Close friends of his included Michael Ayrton, Sacheverell Sitwell and Anthony Powell. He was the prototype of the character Hugh Moreland in Powell's A Dance to the Music of Time, particularly in the fifth volume, Casanova's Chinese Restaurant, in which Moreland is a central character.

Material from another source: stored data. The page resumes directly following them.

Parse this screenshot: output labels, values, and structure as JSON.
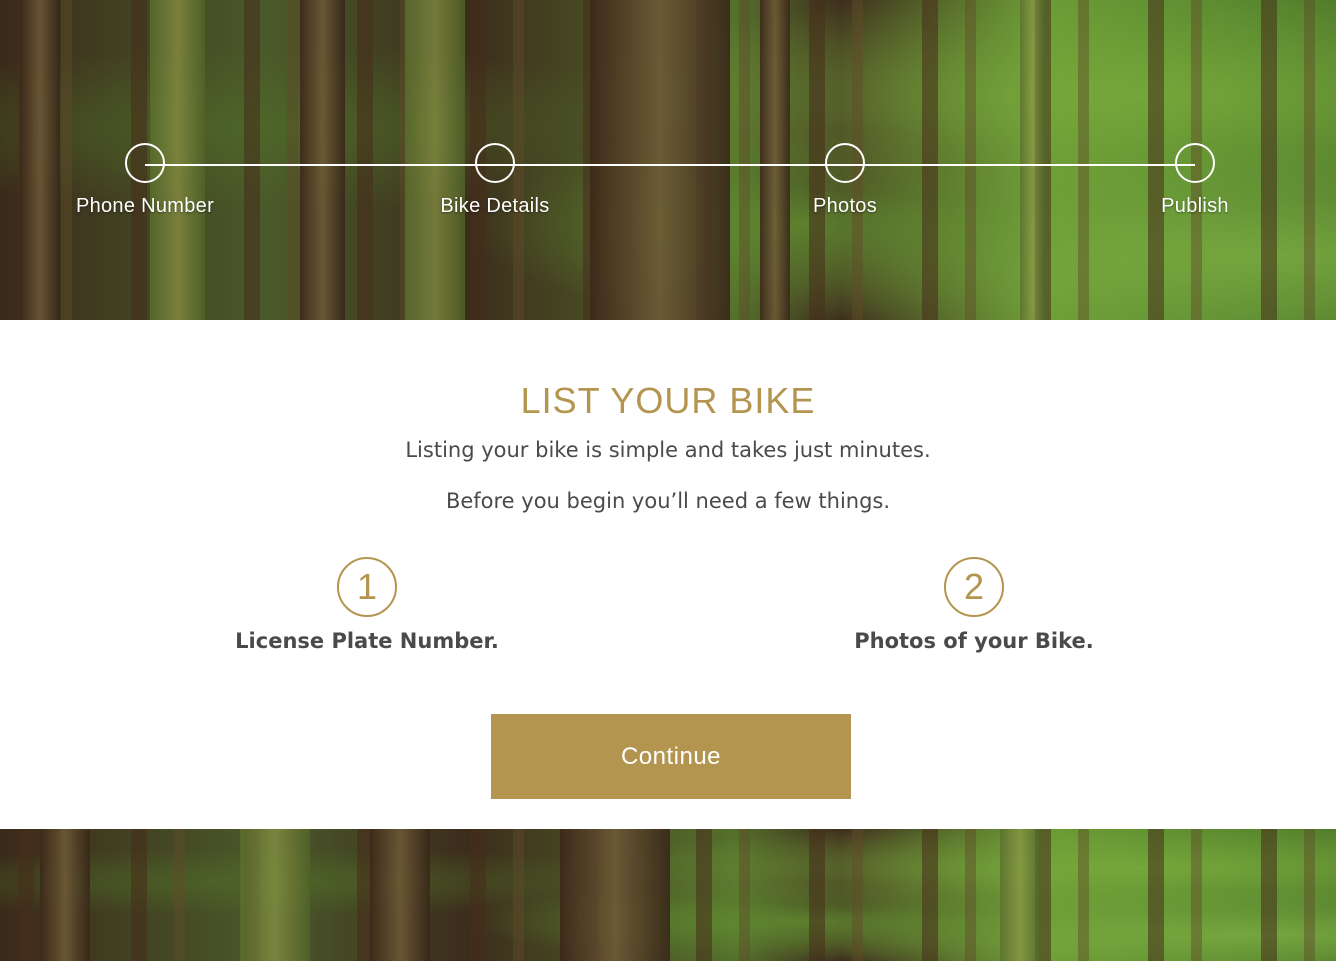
{
  "stepper": {
    "steps": [
      {
        "label": "Phone Number"
      },
      {
        "label": "Bike Details"
      },
      {
        "label": "Photos"
      },
      {
        "label": "Publish"
      }
    ]
  },
  "main": {
    "title": "LIST YOUR BIKE",
    "subtitle_1": "Listing your bike is simple and takes just minutes.",
    "subtitle_2": "Before you begin you’ll need a few things.",
    "requirements": [
      {
        "number": "1",
        "label": "License Plate Number."
      },
      {
        "number": "2",
        "label": "Photos of your Bike."
      }
    ],
    "continue_label": "Continue"
  },
  "colors": {
    "accent": "#b3954f",
    "body_text": "#4a4a4a",
    "panel_background": "#ffffff"
  }
}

Lambert died on 21 August 1951, two days short of his forty-sixth birthday, of pneumonia and undiagnosed diabetes complicated by acute alcoholism, and was buried in Brompton Cemetery, London. His son Kit was buried in the same grave in 1981.

==Major works==

Ballets
- Romeo and Juliet (1925)
- Pomona (1927)
- Horoscope (1938)
- Tiresias (1950)

Choral and vocal
- Eight poems of Li Po (1928)
- The Rio Grande (1927) (a setting of a poem by Sacheverell Sitwell)
- Summer's Last Will and Testament (1936; to words by Thomas Nashe)
- Dirge from Cymbeline (1947)

Orchestral
- The Bird Actors Overture (1924)
- Music for Orchestra (1927)
- Aubade héroïque (1941)

Chamber
- Concerto for piano, 2 trumpets, timpani and strings (1924)
- Concerto for piano and nine instruments (1931)
Instrumental
- Elegiac Blues (1927, orchestrated 1928)
- Piano Sonata (1930)
- Elegy, for piano (1938)
- Trois Pièces Nègres pour les Touches Blanches [Three Black Pieces for the White Keys], piano duet (4 hands) (1949)

Film music
- Merchant Seamen (semi-documentary; 1941)
- Anna Karenina (1948)

==Bibliography==
- Drescher, Derek (producer). Remembering Constant Lambert, BBC Radio 3 documentary, broadcast 23 August 1975.
- Lloyd, Stephen. Constant Lambert: Beyond The Rio Grande. Woodbridge: The Boydell Press, 2014. ISBN 978-1-84383-898-2.
- McGrady, Richard. The Music of Constant Lambert. In Music & Letters Vol 51, No 3, July 1970
- Motion, Andrew. The Lamberts: George, Constant & Kit. New York: Farrar Straus Giroux, 1986. ISBN 0-374-18283-3.
- Shead, Richard. Constant Lambert. London, 1972. ISBN 9780903620017.